Integrated Analysis of Pore and Fracture Networks in Deep Coal Seams: Implications for Enhanced Reservoir Stimulation

This study systematically investigates the pore–fracture architecture of deep coal seams in the JiaTan (JT) block of the Ordos Basin using an integrated suite of advanced techniques, including nuclear magnetic resonance (NMR), high-pressure mercury intrusion, low-temperature nitrogen adsorption, low-pressure carbon dioxide adsorption, and micro-computed tomography (micro-CT). These complementary methods enable a quantitative assessment of pore structures spanning nano- to microscale dimensions. The results reveal a pore system overwhelmingly dominated by micropores—accounting for more than 98% of the total pore volume—which play a central role in coalbed methane (CBM) storage.
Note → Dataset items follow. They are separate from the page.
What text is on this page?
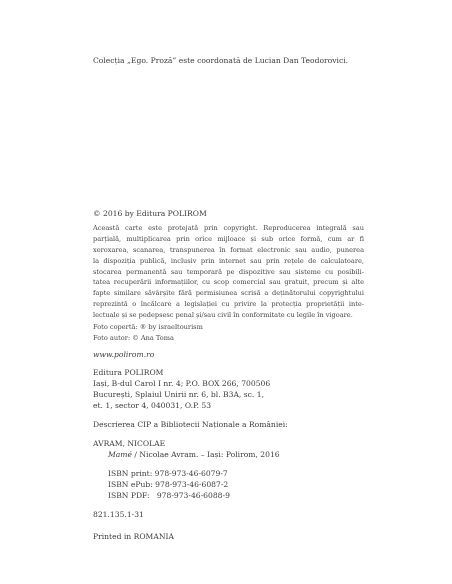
Colecția „Ego. Proză” este coordonată de Lucian Dan Teodorovici.
© 2016 by Editura POLIROM
Această carte este protejată prin copyright. Reproducerea integrală sau
parțială, multiplicarea prin orice mijloace și sub orice formă, cum ar fi
xeroxarea, scanarea, transpunerea în format electronic sau audio, punerea
la dispoziția publică, inclusiv prin internet sau prin rețele de calculatoare,
stocarea permanentă sau temporară pe dispozitive sau sisteme cu posibili-
tatea recuperării informațiilor, cu scop comercial sau gratuit, precum și alte
fapte similare săvârșite fără permisiunea scrisă a deținătorului copyrightului
reprezintă o încălcare a legislației cu privire la protecția proprietății inte-
lectuale și se pedepsesc penal și/sau civil în conformitate cu legile în vigoare.
Foto copertă: ® by israeltourism
Foto autor: © Ana Toma
www.polirom.ro
Editura POLIROM
Iași, B-dul Carol I nr. 4; P.O. BOX 266, 700506
București, Splaiul Unirii nr. 6, bl. B3A, sc. 1,
et. 1, sector 4, 040031, O.P. 53
Descrierea CIP a Bibliotecii Naționale a României:
AVRAM, NICOLAE
Mamé / Nicolae Avram. – Iași: Polirom, 2016
ISBN print: 978-973-46-6079-7
ISBN ePub: 978-973-46-6087-2
ISBN PDF:   978-973-46-6088-9
821.135.1-31
Printed in ROMANIA
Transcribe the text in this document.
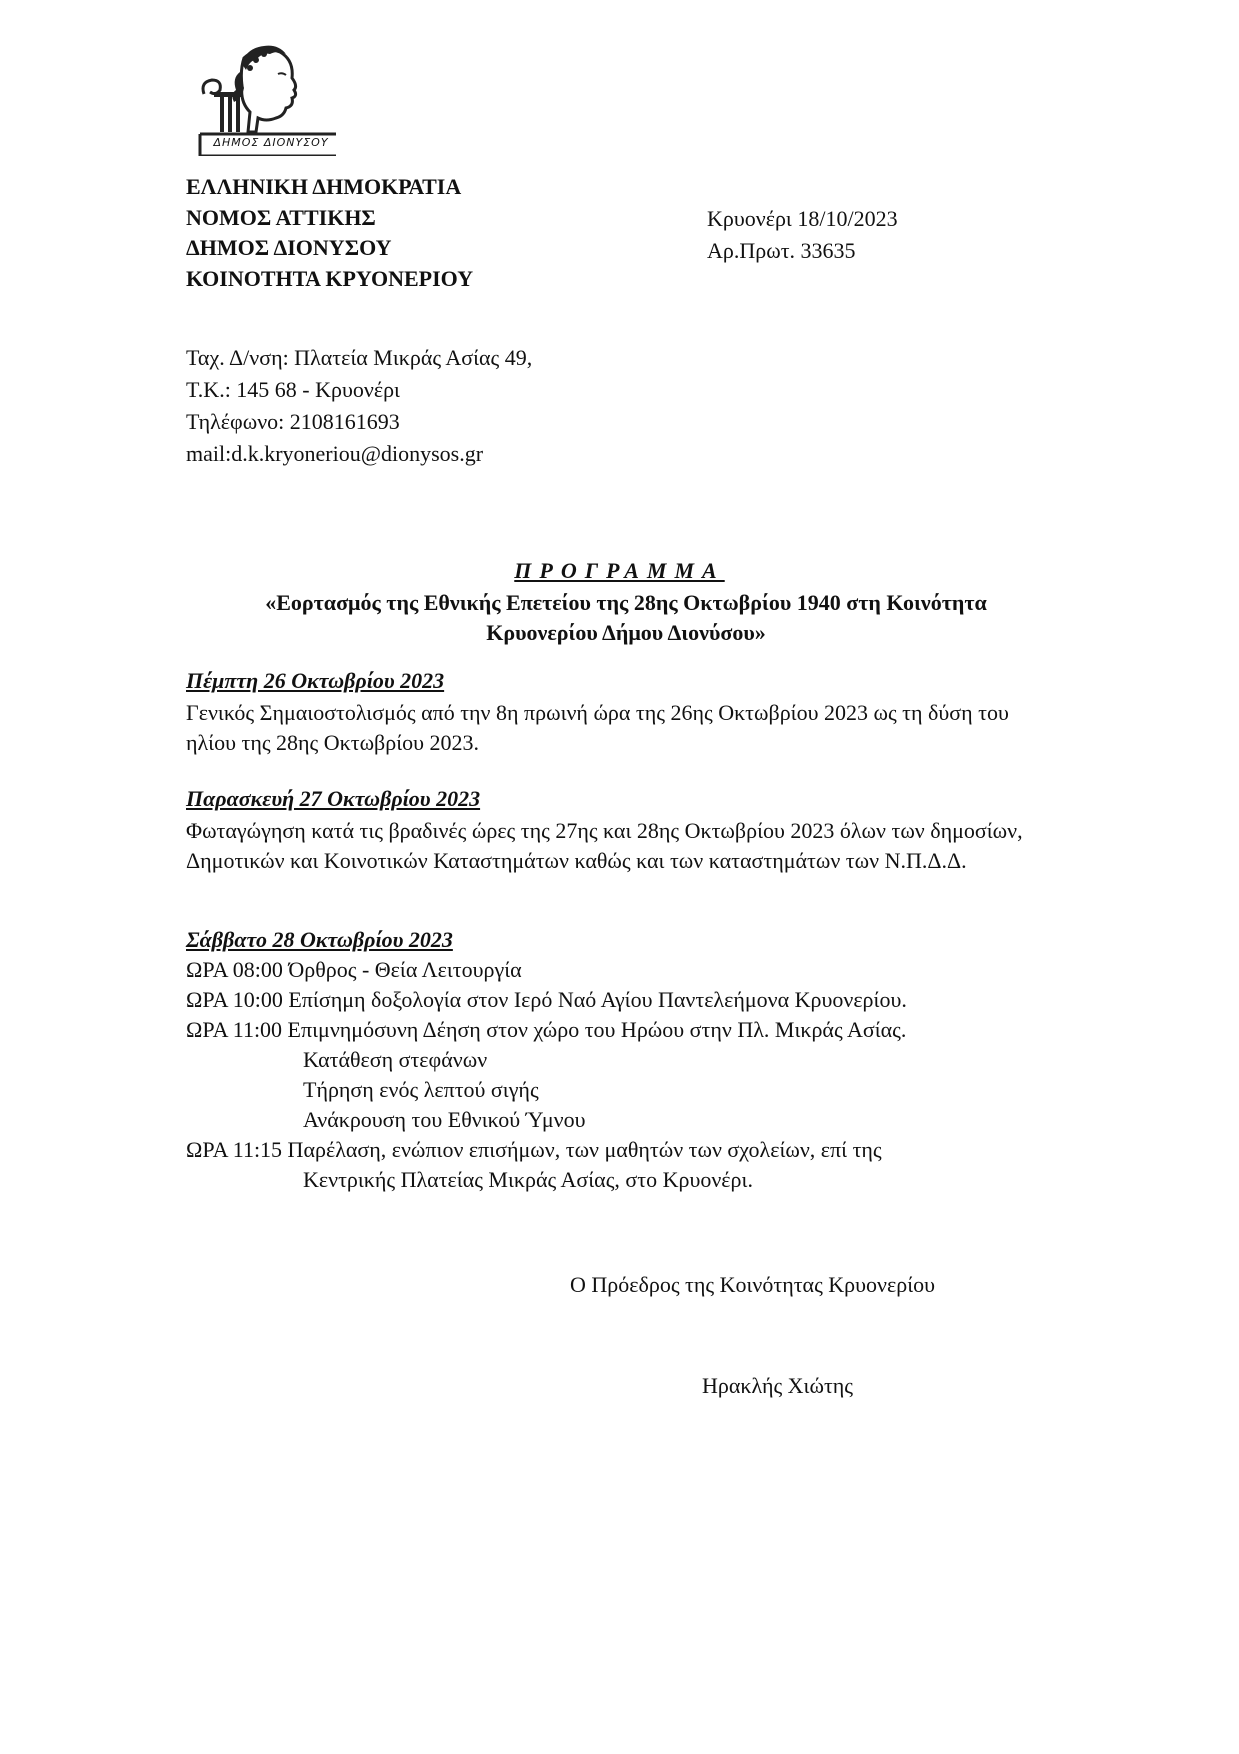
ΔΗΜΟΣ ΔΙΟΝΥΣΟΥ
ΕΛΛΗΝΙΚΗ ΔΗΜΟΚΡΑΤΙΑ
ΝΟΜΟΣ ΑΤΤΙΚΗΣ
ΔΗΜΟΣ ΔΙΟΝΥΣΟΥ
ΚΟΙΝΟΤΗΤΑ ΚΡΥΟΝΕΡΙΟΥ
Κρυονέρι 18/10/2023
Αρ.Πρωτ. 33635
Ταχ. Δ/νση: Πλατεία Μικράς Ασίας 49,
Τ.Κ.: 145 68 - Κρυονέρι
Τηλέφωνο: 2108161693
mail:d.k.kryoneriou@dionysos.gr
ΠΡΟΓΡΑΜΜΑ
«Εορτασμός της Εθνικής Επετείου της 28ης Οκτωβρίου 1940 στη Κοινότητα
Κρυονερίου Δήμου Διονύσου»
Πέμπτη 26 Οκτωβρίου 2023
Γενικός Σημαιοστολισμός από την 8η πρωινή ώρα της 26ης Οκτωβρίου 2023 ως τη δύση του ηλίου της 28ης Οκτωβρίου 2023.
Παρασκευή 27 Οκτωβρίου 2023
Φωταγώγηση κατά τις βραδινές ώρες της 27ης και 28ης Οκτωβρίου 2023 όλων των δημοσίων, Δημοτικών και Κοινοτικών Καταστημάτων καθώς και των καταστημάτων των Ν.Π.Δ.Δ.
Σάββατο 28 Οκτωβρίου 2023
ΩΡΑ 08:00 Όρθρος - Θεία Λειτουργία
ΩΡΑ 10:00 Επίσημη δοξολογία στον Ιερό Ναό Αγίου Παντελεήμονα Κρυονερίου.
ΩΡΑ 11:00 Επιμνημόσυνη Δέηση στον χώρο του Ηρώου στην Πλ. Μικράς Ασίας.
Κατάθεση στεφάνων
Τήρηση ενός λεπτού σιγής
Ανάκρουση του Εθνικού Ύμνου
ΩΡΑ 11:15 Παρέλαση, ενώπιον επισήμων, των μαθητών των σχολείων, επί της
Κεντρικής Πλατείας Μικράς Ασίας, στο Κρυονέρι.
Ο Πρόεδρος της Κοινότητας Κρυονερίου
Ηρακλής Χιώτης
Microfractures, although limited in volumetric proportion, markedly enhance permeability by forming critical flow pathways. Together, these features establish a dual-porosity system that governs methane transport and recovery in deep coal reservoirs. The multiscale characterization employed here proves essential for resolving reservoir heterogeneity and designing effective stimulation strategies. Notably, enhancing methane desorption in micropore-rich matrices and improving fracture connectivity are identified as key levers for optimizing deep CBM extraction. These insights offer a valuable foundation for the development of deep coalbed methane (DCBM) resources in the Ordos Basin and similar geological settings.